Há uma certa rotina no fato do STF (Supremo Tribunal Federal) e seus ministros serem protagonistas em criar incertezas no cenário político. Essa incerteza pode ser fruto de manifestações inusitadas de ministros na mídia, bem como por mudanças, inconsistências e incoerências nas decisões produzidas pelo tribunal; sobretudo a respeito da investigação, processamento e eventual prisão de políticos.
Tudo isso ocorre com implicações diretas para o destino do ex-presidente Lula: geram dúvidas sobre sua liberdade e capacidade de concorrer nas eleições de 2018.
Dessa vez a dúvida se refere ao que pode ou não ser investigado e julgado pela equipe da Lava Jato. A maioria da Segunda Turma do STF enviou parte do conteúdo da delação da Odebrecht que trata do sítio em Atibaia e de um terreno para o Instituto Lula para a Justiça de São Paulo. Com isso, tais casos não poderiam ser mais investigados e julgados pela equipe da Justiça Federal em Curitiba; pelo menos a princípio (já que a decisão declara que pode ser revertida em futuro próximo).
A decisão é antes de mais nada inusitada porque foi tomada depois de a Segunda Turma ter negado esse pedido quatro vezes nesse mesmo processo ao longo do último ano.
Porém a maior surpresa está em como a turma justifica essa decisão. Seguindo o voto de Dias Toffoli, a maioria decidiu que esses casos somente poderiam ser julgados no âmbito da Lava Jato se houvesse prova e demonstração de que a Odebrecht teria sido beneficiada por meio de contratação ilegal com a Petrobras.
Essa justificativa é surpreendente porque amplia as razões da defesa de Lula para alegar a nulidade da sua condenação pelo tríplex no Guarujá. A tese da defesa é, desde sempre, de que não havia prova ou demonstração de que o apartamento tivesse sido uma contraprestação por benefício ligado à influência de Lula sobre a Petrobras. Até então o Supremo chancelava a ideia de que esse tipo de prova não era necessário.
De fato, a condenação do ex-presidente não faz qualquer especificação de vantagem da OAS perante a Petrobras. Bastaria a construção de uma narrativa consistente, ou seja, que se narrasse uma história em que fizesse sentido que o apartamento foi dado por conta de benefício em contratação com a Petrobras. Tanto a sentença do juiz Moro quanto sua confirmação pelo TRF-4 (Tribunal Regional Federal da 4ª Região) partiram dessa premissa.
Caso o Supremo aplique o entendimento da maioria da Segunda Turma a um recurso de Lula contra a condenação pelo caso do tríplex, isso poderia levar à anulação do processo, revogando a prisão e os efeitos da Lei da Ficha Limpa, ou seja, como se a condenação nunca tivesse existido.
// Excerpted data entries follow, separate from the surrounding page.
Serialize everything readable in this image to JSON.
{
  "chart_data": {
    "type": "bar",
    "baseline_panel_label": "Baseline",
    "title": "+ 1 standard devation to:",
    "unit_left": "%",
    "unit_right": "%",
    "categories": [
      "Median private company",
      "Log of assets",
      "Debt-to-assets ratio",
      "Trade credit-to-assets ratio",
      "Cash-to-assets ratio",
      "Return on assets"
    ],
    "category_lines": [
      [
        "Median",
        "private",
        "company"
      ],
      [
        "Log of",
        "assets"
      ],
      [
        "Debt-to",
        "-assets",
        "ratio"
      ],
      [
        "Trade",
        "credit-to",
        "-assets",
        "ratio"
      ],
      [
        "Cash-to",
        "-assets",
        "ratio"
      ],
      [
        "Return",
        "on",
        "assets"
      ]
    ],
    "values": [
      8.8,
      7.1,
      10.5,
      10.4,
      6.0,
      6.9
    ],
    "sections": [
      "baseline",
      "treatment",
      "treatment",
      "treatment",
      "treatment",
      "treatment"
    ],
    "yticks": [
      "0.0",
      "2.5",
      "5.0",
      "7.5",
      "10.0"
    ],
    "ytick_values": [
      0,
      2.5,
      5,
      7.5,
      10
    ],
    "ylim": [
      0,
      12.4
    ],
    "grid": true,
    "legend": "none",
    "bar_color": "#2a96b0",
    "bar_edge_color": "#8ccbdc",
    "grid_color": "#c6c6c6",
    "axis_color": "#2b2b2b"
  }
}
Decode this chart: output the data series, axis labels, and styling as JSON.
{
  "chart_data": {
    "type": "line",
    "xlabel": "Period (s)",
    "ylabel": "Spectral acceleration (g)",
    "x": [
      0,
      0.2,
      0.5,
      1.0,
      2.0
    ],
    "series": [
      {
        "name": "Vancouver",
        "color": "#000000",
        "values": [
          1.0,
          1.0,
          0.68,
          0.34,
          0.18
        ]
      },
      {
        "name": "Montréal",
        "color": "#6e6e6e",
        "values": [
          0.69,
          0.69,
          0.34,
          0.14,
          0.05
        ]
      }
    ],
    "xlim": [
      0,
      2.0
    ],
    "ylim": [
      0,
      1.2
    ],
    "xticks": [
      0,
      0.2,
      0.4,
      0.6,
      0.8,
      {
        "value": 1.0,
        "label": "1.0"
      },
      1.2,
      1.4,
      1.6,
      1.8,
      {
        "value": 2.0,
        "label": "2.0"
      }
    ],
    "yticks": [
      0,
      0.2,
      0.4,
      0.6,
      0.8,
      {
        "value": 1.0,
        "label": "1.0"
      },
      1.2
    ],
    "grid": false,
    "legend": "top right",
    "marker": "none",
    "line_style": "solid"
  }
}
Porém não há porque pensar que o Supremo aplicaria essa decisão a um recurso do ex-presidente. Hoje é amplamente sabido que os ministros não levam seus próprios precedentes com tanta gravidade e que vigora um comportamento estratégico em sua relação. Isso significa que se o ministro Fachin não quiser ser vencido na Segunda Turma —nesse ou em qualquer outro caso— ele pode simplesmente remeter o processo ao plenário, onde conta com a maioria dos ministros para dar suporte à Lava Jato.
O resumo de todo esse desenrolar é que a decisão pode criar uma grande movimentação, com baixa probabilidade de modificar o cenário posto. Essa é uma história em que não há nada a se comemorar: aumenta-se o desgaste entre os ministros, aumenta-se a percepção da politização do STF e o Judiciário mantém sua intervenção na política com baixa autoridade.